The sequence controller 140 determines that the pressure measured by the third pressure sensor 113 and the pressure measured by the fourth pressure sensor 114 are within a predetermined range from the pressure of the fuel gas required by the MEGI engine, Is within a certain range from the temperature of the fuel gas required by the MEGI engine, it can be determined that the fuel gas supply state to the MEGI engine is normal. For example, if the pressure required by the MEGI engine is 300 bar and the temperature required by the MEGI engine is 45 ° C, the pressure measured by the third pressure sensor 113 and the pressure measured by the fourth pressure sensor 114 are 290 bar or more and 310 bar or less and the temperature measured by the temperature sensor 121 is 35 DEG C or more and 55 DEG C or less, it is determined that the fuel gas supply state to the MEGI engine is normal.

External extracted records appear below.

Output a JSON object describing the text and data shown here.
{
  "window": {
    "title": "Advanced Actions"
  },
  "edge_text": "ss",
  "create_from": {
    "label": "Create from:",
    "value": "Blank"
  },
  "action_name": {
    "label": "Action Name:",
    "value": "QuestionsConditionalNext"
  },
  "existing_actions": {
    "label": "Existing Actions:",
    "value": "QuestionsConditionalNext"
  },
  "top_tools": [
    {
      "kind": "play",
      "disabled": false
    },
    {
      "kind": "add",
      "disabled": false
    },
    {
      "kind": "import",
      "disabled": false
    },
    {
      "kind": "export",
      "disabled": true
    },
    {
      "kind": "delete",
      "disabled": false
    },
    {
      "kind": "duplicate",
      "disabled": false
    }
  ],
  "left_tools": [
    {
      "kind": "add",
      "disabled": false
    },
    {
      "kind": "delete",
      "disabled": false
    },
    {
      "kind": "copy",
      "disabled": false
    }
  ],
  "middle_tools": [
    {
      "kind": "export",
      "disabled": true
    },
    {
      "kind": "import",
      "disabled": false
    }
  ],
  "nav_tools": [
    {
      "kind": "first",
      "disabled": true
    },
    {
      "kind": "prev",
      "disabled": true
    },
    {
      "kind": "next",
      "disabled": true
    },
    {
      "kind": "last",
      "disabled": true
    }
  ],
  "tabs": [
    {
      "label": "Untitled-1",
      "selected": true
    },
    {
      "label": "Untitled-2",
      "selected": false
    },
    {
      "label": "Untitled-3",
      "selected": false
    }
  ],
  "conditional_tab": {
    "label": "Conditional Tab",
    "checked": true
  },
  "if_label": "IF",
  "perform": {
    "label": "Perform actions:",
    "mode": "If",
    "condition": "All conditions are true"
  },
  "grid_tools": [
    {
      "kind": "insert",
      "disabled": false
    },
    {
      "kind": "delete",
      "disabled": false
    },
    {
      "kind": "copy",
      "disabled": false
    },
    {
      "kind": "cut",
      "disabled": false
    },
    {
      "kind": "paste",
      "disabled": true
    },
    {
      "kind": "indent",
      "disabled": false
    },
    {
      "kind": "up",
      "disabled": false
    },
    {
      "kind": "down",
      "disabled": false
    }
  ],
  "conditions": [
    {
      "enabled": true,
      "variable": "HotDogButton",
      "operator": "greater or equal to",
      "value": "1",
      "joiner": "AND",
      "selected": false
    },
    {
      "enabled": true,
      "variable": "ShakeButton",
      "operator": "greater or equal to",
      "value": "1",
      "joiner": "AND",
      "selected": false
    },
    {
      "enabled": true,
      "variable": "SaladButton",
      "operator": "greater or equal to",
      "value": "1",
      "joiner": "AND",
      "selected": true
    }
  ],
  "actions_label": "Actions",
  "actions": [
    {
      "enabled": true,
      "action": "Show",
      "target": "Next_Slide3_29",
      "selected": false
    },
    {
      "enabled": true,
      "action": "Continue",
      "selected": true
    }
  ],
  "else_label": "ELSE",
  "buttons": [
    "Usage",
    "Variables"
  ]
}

If the fuel gas supply state to the MEGI engine is not normal, the sequence controller 140 stops the mode switching to the MEGI engine (S211). If the fuel gas supply state to the MEGI engine is normal, It is determined whether the ratio of the gas supply amount of the high bar meets a predetermined standard (S208).

In the embodiment of the present invention, there are proposed two methods of determining whether the ratio of the gas supply amount of HiComm and the gas supply amount of HiBAR satisfy a predetermined constant standard.

According to the first method, when the difference between the first flow measured by the first flow sensor 181 and the second flow measured by the second flow sensor 182 is equal to or less than a predetermined error value, It is determined that the ratio of the gas supply amount satisfies a predetermined constant criterion.

According to the second method, when the opening degree of the fifth valve 135 falls within a predetermined range, it is determined that the ratio between the gas supply amount of HiComm and the gas supply amount of HiBAR satisfies predetermined predetermined criteria. At this time, the predetermined range may be 48% or more and 52% or less.

If the ratio between the gas supply amount of the HiComm and the gas supply amount of the HiBAR does not satisfy the predetermined criterion, steps S207 and S208 are repeated until the preset timer expires (S212). If the timer expires, The switching is stopped (S211).

If the ratio of the gas supply amount of the Hicomb and the gas supply amount of the HiBar satisfies a certain criterion, the sequence control unit 140 adjusts the load of the HiCom (S209). At this time, the sequence controller 140 may adjust the load of the hiccom using the fifth valve in consideration of the pressure of the LNG storage tank 170 and the pressure of the fuel gas supplied to the MEGI engine. And, the high-bar load can be adjusted considering the pressure of the fuel gas supplied to the MEGI engine.

Then, the sequence control unit 140 displays a mode change completion message to the operator (S210).

Referring to FIG. 3, in step S221, the output pressure setting values of the high and low combs are changed (S221). At this time, the output pressure setting value of the HiComm may be changed to the required pressure of the MEGI engine, for example, 300, and the output pressure setting value of the HiBAR may be changed to a value smaller than the required pressure of the MEGI engine. In order to reduce the amount of fuel gas supplied to the engine, and to allow the engine to supply fuel gas to the engine, the HiComm output pressure setting is adjusted to the required pressure of the MEGI engine, To a value smaller than the required pressure.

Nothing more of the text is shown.